El hechicero no contestó, no podía interrumpir su fórmula.
«No es nada simpático —rezongó ella para sus adentros, molesta por la picazón que la agitaba cada vez que una nueva capa de polvo se depositaba sobre su cuerpo—. Ninguno de estos seres puede compararse a mi hombre cautivador. Él no se burlaba de mí, me llamaba "pequeña"».
La substancia harinosa que envolvía a la enana gully empezó a refulgir con una luz amarilla. Tas contempló sin resuello cómo los resplandores ganaban intensidad y se tornaban anaranjados, verde mar, azules y…
—¡Bupu! —susurró el kender. Su compañera había desaparecido.
«¡Y yo seré el próximo!», comprendió aterrorizado. En efecto, el renqueante individuo echó a andar hacia el lecho donde Tas, en una estratagema digna de su astucia, había confeccionado una tosca réplica de sí mismo para que Caramon no se preocupara en el caso de despertar.
—Tasslehoff Burrfoot —lo llamó con quedo acento el mago de Túnica Roja. Éste se hallaba ahora en un rincón de la alcoba y el kender había dejado de divisarle.
El hombrecillo estaba paralizado, aguardando que el sabio descubriera el engaño. No le asustaba la idea de ser atrapado, no sería la primera vez que escapara de un atolladero gracias a su locuacidad, pero le causaba un espanto indecible que lo mandaran a su recóndito país. Por mucho que se lo propusieran, no catapultarían a Caramon al pasado sin él.

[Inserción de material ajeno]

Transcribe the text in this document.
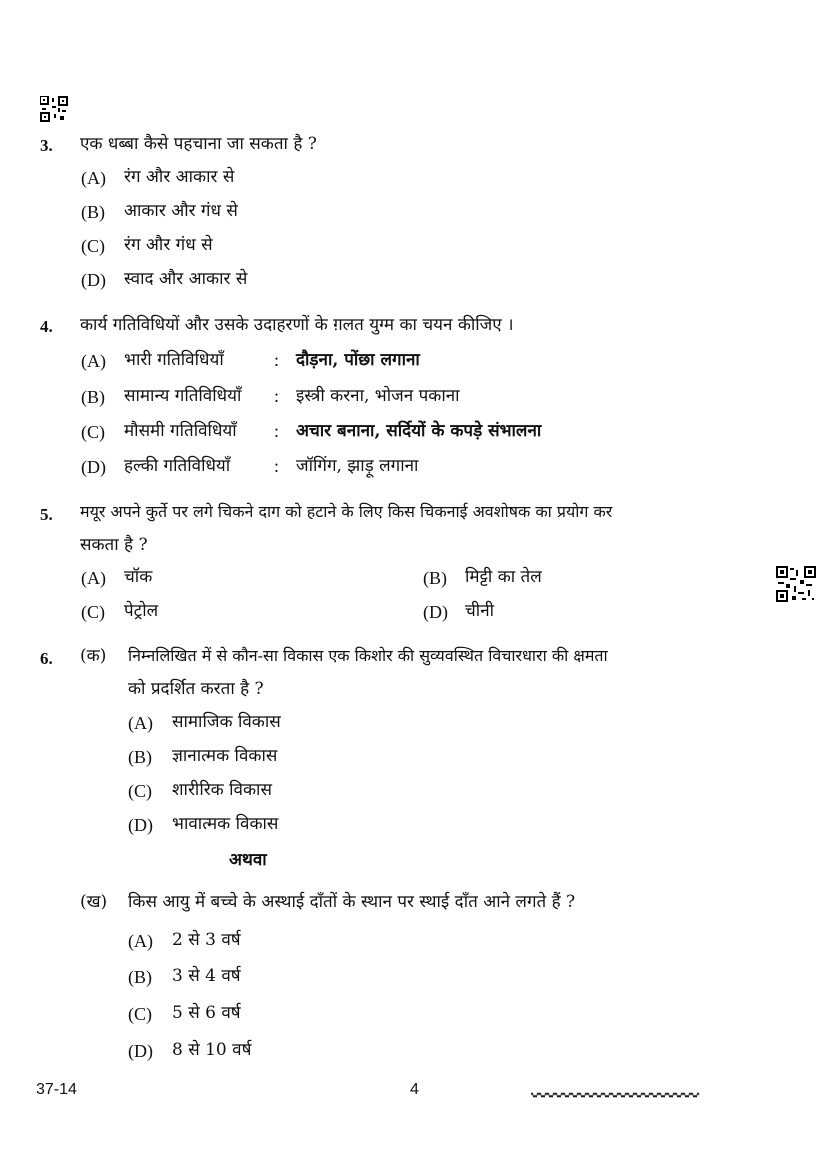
3. एक धब्बा कैसे पहचाना जा सकता है ?
(A) रंग और आकार से
(B) आकार और गंध से
(C) रंग और गंध से
(D) स्वाद और आकार से
4. कार्य गतिविधियों और उसके उदाहरणों के ग़लत युग्म का चयन कीजिए ।
(A) भारी गतिविधियाँ	: दौड़ना, पोंछा लगाना
(B) सामान्य गतिविधियाँ : इस्त्री करना, भोजन पकाना
(C) मौसमी गतिविधियाँ : अचार बनाना, सर्दियों के कपड़े संभालना
(D) हल्की गतिविधियाँ : जॉगिंग, झाड़ू लगाना
5. मयूर अपने कुर्ते पर लगे चिकने दाग को हटाने के लिए किस चिकनाई अवशोषक का प्रयोग कर
सकता है ?
(A) चॉक	(B) मिट्टी का तेल
(C) पेट्रोल	(D) चीनी
6. (क) निम्नलिखित में से कौन-सा विकास एक किशोर की सुव्यवस्थित विचारधारा की क्षमता
को प्रदर्शित करता है ?
(A) सामाजिक विकास
(B) ज्ञानात्मक विकास
(C) शारीरिक विकास
(D) भावात्मक विकास
अथवा
(ख) किस आयु में बच्चे के अस्थाई दाँतों के स्थान पर स्थाई दाँत आने लगते हैं ?
(A) 2 से 3 वर्ष
(B) 3 से 4 वर्ष
(C) 5 से 6 वर्ष
(D) 8 से 10 वर्ष
37-14	4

«¡Mi amigo me necesita! —se revolvió en una muda agonía—. Ellos no saben que atraviesa momentos difíciles, no se han preguntado qué ocurriría si yo no estuviera a su lado para arrancarle de las tabernas».
—Tasslehoff —persistió el hechicero al no recibir respuesta. Debía hallarse junto a la cama.

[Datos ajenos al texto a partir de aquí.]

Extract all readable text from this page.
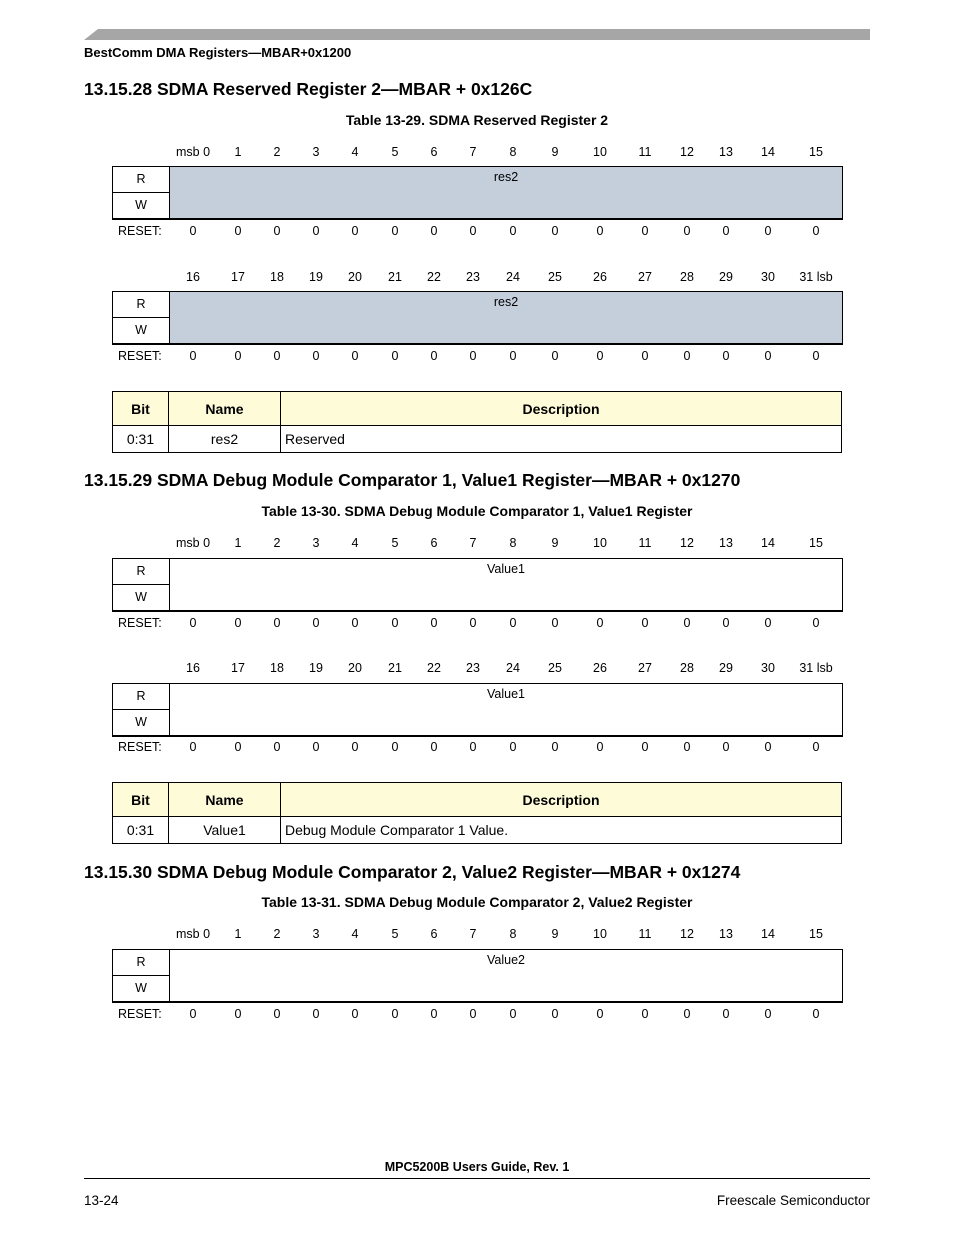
BestComm DMA Registers—MBAR+0x1200
13.15.28 SDMA Reserved Register 2—MBAR + 0x126C
Table 13-29. SDMA Reserved Register 2
msb 0 1	2	3	4	5	6	7	8	9	10	11 12 13 14	15
R
W
res2
RESET: 0	0	0	0	0	0	0	0	0	0	0	0	0	0	0	0
16 17 18 19 20 21 22 23 24 25 26 27 28 29 30 31 lsb
R
W
res2
RESET: 0	0	0	0	0	0	0	0	0	0	0	0	0	0	0	0
Bit	Name	Description
0:31	res2	Reserved
13.15.29 SDMA Debug Module Comparator 1, Value1 Register—MBAR + 0x1270
Table 13-30. SDMA Debug Module Comparator 1, Value1 Register
msb 0 1	2	3	4	5	6	7	8	9	10	11 12 13 14	15
R
W
Value1
RESET: 0	0	0	0	0	0	0	0	0	0	0	0	0	0	0	0
16 17 18 19 20 21 22 23 24 25 26 27 28 29 30 31 lsb
R
W
Value1
RESET: 0	0	0	0	0	0	0	0	0	0	0	0	0	0	0	0
Bit	Name	Description
0:31	Value1	Debug Module Comparator 1 Value.
13.15.30 SDMA Debug Module Comparator 2, Value2 Register—MBAR + 0x1274
Table 13-31. SDMA Debug Module Comparator 2, Value2 Register
msb 0 1	2	3	4	5	6	7	8	9	10	11 12 13 14	15
R
W
Value2
RESET: 0	0	0	0	0	0	0	0	0	0	0	0	0	0	0	0
MPC5200B Users Guide, Rev. 1
13-24	Freescale Semiconductor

Hundió el kender la mano en uno de sus saquillos y, sacando un puñado de quincalla, esperó contra toda esperanza encontrar algo útil. Abrió la palma, la alzó hacia la llama de su vela y columbró bajo su tenue luz un anillo, un grano de uva y una pelota de cera. Era obvio que estos últimos objetos no le interesaban, de modo que se desprendió de ellos.
—¡Caramon! —oyó que el mago interpelaba al guerrero con tono severo. El hombretón rezongó y gimió, no era difícil adivinar que su oponente lo estaba zarandeando—. Caramon, despierta. ¿Dónde está el kender?